Pages 440 à 441 : les lacunes kényanes mises en perspective

   Après le Westgate et l'université de Garissa, El Adde est une autre grande tragédie du Kenya. La bravoure des militaires qui défendent le camp ne doit pas être mise en cause. La fulgurance et la violence de l'attaque ne leur laisse aucune chance. Reste que la défaite d'El Adde doit à un manque d'entraînement, de préparation et d'adaptation.

   Pour autant, la responsabilité stratégique n'incombe pas qu'aux autorités politiques et militaires. La société civile kényane porte elle aussi sa part de responsabilité, à commencer par les médias généralistes. Si ceux-ci ont un rôle sain, en portant à la connaissance de l'opinion publique les dérives des autorités politiques et militaires, leur abyssale méconnaissance des questions de sécurité et par extension, de défense, nuit à la cruciale résilience pour affronter un ennemi comme les Shabaab.
 
  Ainsi, la judicieuse acquisition de blindés légers VN-4 armés pour la police kényane a-t-elle provoqué une levée de boucliers début 2016 quant à la militarisation des forces de police (des MRAP CS/VP3 Bigfoot seront quant à eux livrés à partir de mai 2016).

  Or, face au danger de commandos jihadistes dotés d'armes automatiques (en sus des fusils d'assaut, des mitrailleuses PKM, des lance-roquettes antichars RPG-7 ou encore des fusils de précision SVD), ces véhicules sont indispensables. Ils peuvent amener à pied d’œuvre les unités d'intervention alors que les terroristes tiennent sous leur feu les axes d'approche (comme à Garissa, le 2 avril 2015).
 
  Enfin, il serait inique de pointer du doigt le Kenya comme cas d'école d'impéritie face au jihadisme et aux méthodes de combat utilisées par les jihadistes, tout comme il serait inique de voir les forces armées africaines au travers des déficiences kényanes.

   L'attitude française – et plus globalement européenne – après l'engagement en Afghanistan n'est pas plus brillante que celle du Kenya.
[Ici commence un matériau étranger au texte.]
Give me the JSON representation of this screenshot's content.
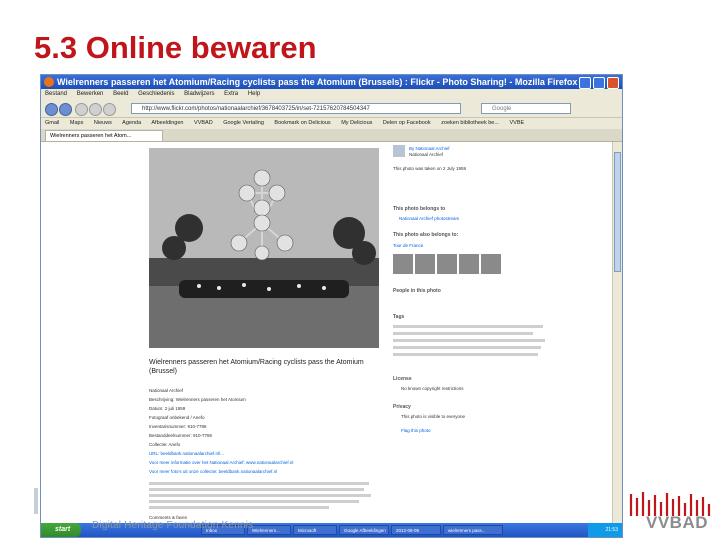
{
  "slide": {
    "title": "5.3 Online bewaren",
    "footer": "Digital Heritage Foundation Kennis"
  },
  "browser": {
    "window_title": "Wielrenners passeren het Atomium/Racing cyclists pass the Atomium (Brussels) : Flickr - Photo Sharing! - Mozilla Firefox",
    "menu": [
      "Bestand",
      "Bewerken",
      "Beeld",
      "Geschiedenis",
      "Bladwijzers",
      "Extra",
      "Help"
    ],
    "url": "http://www.flickr.com/photos/nationaalarchief/3678403725/in/set-72157620784504347",
    "search_placeholder": "Google",
    "bookmarks": [
      "Gmail",
      "Maps",
      "Nieuws",
      "Agenda",
      "Afbeeldingen",
      "VVBAD",
      "Google Vertaling",
      "Bookmark on Delicious",
      "My Delicious",
      "Delen op Facebook",
      "zoeken bibliotheek be...",
      "VVBE"
    ],
    "tab_label": "Wielrenners passeren het Atom..."
  },
  "flickr": {
    "photo_title": "Wielrenners passeren het Atomium/Racing cyclists pass the Atomium (Brussel)",
    "meta_lines": [
      "Nationaal Archief",
      "Beschrijving: Wielrenners passeren het Atomium",
      "Datum: 2 juli 1959",
      "Fotograaf onbekend / Anefo",
      "Inventarisnummer: 910-7786",
      "Bestanddeelnummer: 910-7786",
      "Collectie: Anefo"
    ],
    "meta_links": [
      "URL: beeldbank.nationaalarchief.nl/...",
      "Voor meer informatie over het Nationaal Archief: www.nationaalarchief.nl",
      "Voor meer foto's uit onze collectie: beeldbank.nationaalarchief.nl"
    ],
    "comments_label": "Comments & faves",
    "owner": "By Nationaal Archief",
    "owner_sub": "Nationaal Archief",
    "sidebar": [
      {
        "text": "This photo was taken on 2 July 1959",
        "style": "normal"
      },
      {
        "text": "This photo belongs to",
        "style": "head"
      },
      {
        "text": "Nationaal Archief photostream",
        "style": "blue"
      },
      {
        "text": "This photo also belongs to:",
        "style": "head"
      },
      {
        "text": "Tour de France",
        "style": "blue"
      },
      {
        "text": "People in this photo",
        "style": "head"
      },
      {
        "text": "Tags",
        "style": "head"
      },
      {
        "text": "License",
        "style": "head"
      },
      {
        "text": "No known copyright restrictions",
        "style": "normal"
      },
      {
        "text": "Privacy",
        "style": "head"
      },
      {
        "text": "This photo is visible to everyone",
        "style": "normal"
      },
      {
        "text": "Flag this photo",
        "style": "blue"
      }
    ]
  },
  "taskbar": {
    "start_label": "start",
    "items": [
      "Inbox",
      "Wielrenners...",
      "Microsoft",
      "Google Afbeeldingen",
      "2012-08-08",
      "wielrenners pass..."
    ],
    "clock": "21:53"
  },
  "logo": {
    "text": "VVBAD"
  },
  "colors": {
    "title_red": "#c0161b",
    "logo_red": "#c0161b",
    "logo_gray": "#8c8c8c"
  }
}
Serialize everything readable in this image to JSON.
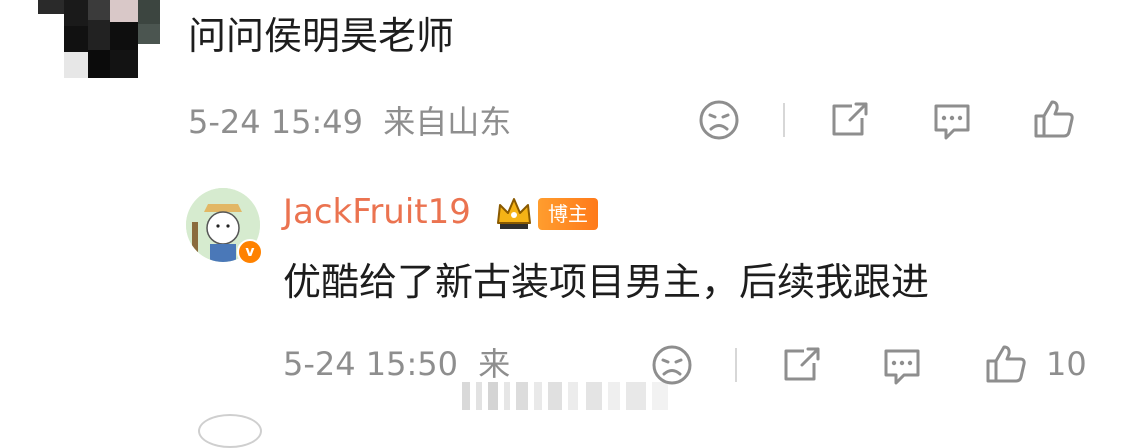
{
  "comment": {
    "text": "问问侯明昊老师",
    "timestamp": "5-24 15:49",
    "location": "来自山东"
  },
  "reply": {
    "username": "JackFruit19",
    "badge": "博主",
    "text": "优酷给了新古装项目男主，后续我跟进",
    "timestamp": "5-24 15:50",
    "location_truncated": "来",
    "like_count": "10"
  },
  "colors": {
    "username": "#eb7350",
    "meta": "#8e8e8e",
    "text": "#1d1d1d",
    "badge": "#ff8200"
  },
  "icons": [
    "dislike-face-icon",
    "share-icon",
    "comment-icon",
    "like-icon",
    "crown-icon",
    "verified-icon"
  ]
}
Les attentats de janvier et novembre 2015, de mars 2016 en Belgique et encore juillet 2016 en France, témoignent que la non-anticipation stratégique se cultive y compris au nord de la Méditerranée.

   En France, à l'affaiblissement des outils de renseignement (catastrophique réforme du renseignement intérieur) et à l'affaissement des capacités militaires sous Nicolas Sarkozy font écho l'amateurisme politique en matière d'antiterrorisme pendant le mandat de François Hollande, sanctionné par les attentats mentionnés. La justice n'est pas au diapason du ministère de l'Intérieur. Au sein de celui-ci, les policiers manquent de moyens humains et matériels, d'entraînement.
 
  Des mesures résolues auraient dû être prises avant même les premières frappes aériennes françaises contre l’État islamique en Syrie. Au regard de cela, les décideurs kényans ne sont donc pas plus « mauvais » que leurs homologues occidentaux.
 
  Quant à l'idée que les attentats perpétrés par les Shabaab ne seraient qu'une inévitable conséquence de l'opération Linda Nchi, il convient de rappeler qu'une intervention extérieure n'est pas nécessairement la cause d'un danger terroriste quand cette menace existe auparavant.
 
  Si une telle opération déclenche effectivement le danger terroriste, les explosifs comme le détonateur sont déjà en place. En d'autres termes, une intervention étrangère n'est qu’un élément déclencheur et non la cause directe. Bien que relevant de l'hypothèse, il y a fort à parier que les Shabaab auraient, pour une raison ou pour autre, frappé le Kenya même sans l'opération Linda Nchi.
 
  Mais une intervention extérieure se pense en ayant à l'esprit que si l'ennemi jihadiste est frappé impitoyablement, en retour il frappera lui aussi. Il ne le fera pas timidement ou en respectant des règles qui ne sont pas les siennes, qu'elles soient tactiques ou humanitaires.